It’s been more than 36 hours since my plane landed in West Virginia and I began volunteering with the Barr campaign’s ballot access drive. Though coming to the end of my second day, it’s already been an interesting experience in a state traditionally dominated by Democrats and with a history that makes its residents wary of the capitalism of mine bosses and exploitive coal companies.
The famous picture of the Korean peninsula at night is much like West Virginia and its borders with surrounding states. Be it a river or an imaginary line, businesses in other states build right up to the border, but on the West Virginia side—nothing.
Before leaving, I was talking with two former professors and told them about my upcoming trip. They noted how poorly West Virginia had developed in recent decades, citing the residents’ collective resistance to capitalism, a plethora of business regulations, and a death grip by trial lawyers looking to make West Virginia a venue for class action lawsuits.
Despite this ingrained character, the coal miner ethic has created a citizenry used to hard work and self-reliance. Their ears perk when you talk to them about a candidate who wants to cut taxes and get the government out of their lives, but petitioning here hasn’t been easy. The sparse population spread over the entire, large state means extra planning and plotting. While the main focus has been the capital city of Charleston, efforts are now being launched to begin canvassing areas around the state like Beckley, Morgantown and Huntington.
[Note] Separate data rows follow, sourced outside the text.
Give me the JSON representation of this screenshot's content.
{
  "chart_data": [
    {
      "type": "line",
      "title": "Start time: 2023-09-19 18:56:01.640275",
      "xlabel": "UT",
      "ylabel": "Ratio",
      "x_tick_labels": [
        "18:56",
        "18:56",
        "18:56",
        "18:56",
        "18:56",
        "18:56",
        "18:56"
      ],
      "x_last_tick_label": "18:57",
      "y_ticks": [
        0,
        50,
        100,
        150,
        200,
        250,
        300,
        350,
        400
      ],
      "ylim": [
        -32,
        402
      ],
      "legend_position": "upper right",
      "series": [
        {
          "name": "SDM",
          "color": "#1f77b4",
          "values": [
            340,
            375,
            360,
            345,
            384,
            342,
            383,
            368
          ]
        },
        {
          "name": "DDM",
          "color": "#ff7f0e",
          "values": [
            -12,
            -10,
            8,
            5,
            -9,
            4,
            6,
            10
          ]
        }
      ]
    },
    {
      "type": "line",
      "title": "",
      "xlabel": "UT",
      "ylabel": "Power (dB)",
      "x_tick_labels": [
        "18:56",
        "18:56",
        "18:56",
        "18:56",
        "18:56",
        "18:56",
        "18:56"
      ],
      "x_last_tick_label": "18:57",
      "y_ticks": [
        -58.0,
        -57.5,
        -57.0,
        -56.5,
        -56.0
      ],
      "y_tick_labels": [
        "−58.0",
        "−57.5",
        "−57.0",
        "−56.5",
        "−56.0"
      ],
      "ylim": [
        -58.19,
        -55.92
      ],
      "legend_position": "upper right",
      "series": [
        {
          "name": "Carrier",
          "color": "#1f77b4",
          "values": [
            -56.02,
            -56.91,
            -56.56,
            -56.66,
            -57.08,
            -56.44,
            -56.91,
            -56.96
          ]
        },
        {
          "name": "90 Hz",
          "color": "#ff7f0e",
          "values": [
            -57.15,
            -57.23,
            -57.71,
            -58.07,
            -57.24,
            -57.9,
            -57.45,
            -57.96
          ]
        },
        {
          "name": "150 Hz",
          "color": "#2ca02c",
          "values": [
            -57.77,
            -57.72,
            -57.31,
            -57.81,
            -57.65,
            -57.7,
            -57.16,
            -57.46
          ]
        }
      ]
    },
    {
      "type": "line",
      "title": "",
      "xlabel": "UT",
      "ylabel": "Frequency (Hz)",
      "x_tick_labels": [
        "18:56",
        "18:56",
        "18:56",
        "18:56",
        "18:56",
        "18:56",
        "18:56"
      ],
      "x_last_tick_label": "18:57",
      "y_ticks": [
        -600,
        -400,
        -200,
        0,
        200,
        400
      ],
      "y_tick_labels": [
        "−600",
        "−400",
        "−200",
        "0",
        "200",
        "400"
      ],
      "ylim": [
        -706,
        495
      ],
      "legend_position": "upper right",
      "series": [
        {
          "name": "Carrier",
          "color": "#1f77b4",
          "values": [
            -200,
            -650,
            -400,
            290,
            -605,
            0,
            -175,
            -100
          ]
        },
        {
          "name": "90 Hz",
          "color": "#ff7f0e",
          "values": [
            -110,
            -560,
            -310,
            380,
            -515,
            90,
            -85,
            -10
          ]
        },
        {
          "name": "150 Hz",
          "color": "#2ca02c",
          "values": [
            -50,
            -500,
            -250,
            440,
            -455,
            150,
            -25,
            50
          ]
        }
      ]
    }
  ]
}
Huntington and Morgantown are homes to Marshall University and West Virginia University, two of the top universities in the state.
Most of the efforts of volunteers in Charleston have been in this week’s Rib Fest, which is expected to see more than 30,000 people attend in the four days the event is hosted. With a booth stocked with signs, Bob Barr and Libertarian stickers, Libertarian Party literature and petitions, we’ve brought in signature after signature.
Though maybe not the favored candidate, the idea of more choice has had broad appeal to most who have stopped by the booth. Their friendly demeanor and extreme pessimism for the upcoming election makes them very open to putting an independent candidate on the ballot. Most who express an opinion about the upcoming election have yet to mention John McCain—either good or bad. Others refer to Obama with an air of resignation or outright contempt.
It seems few are excited about their prospects.
West Virginia is certainly ripe for the picking this year for Libertarians. If Bob gets on the ballot in West Virginia, the lack of enthusiasm for McCain in a state predicted to lean for him, combined with a general distrust of Obama, should give him solid numbers.
Thus far, the West Virginia government has been incredibly helpful in the ballot access drive, and the people very friendly. One can only hope this good fortune continues through the drive.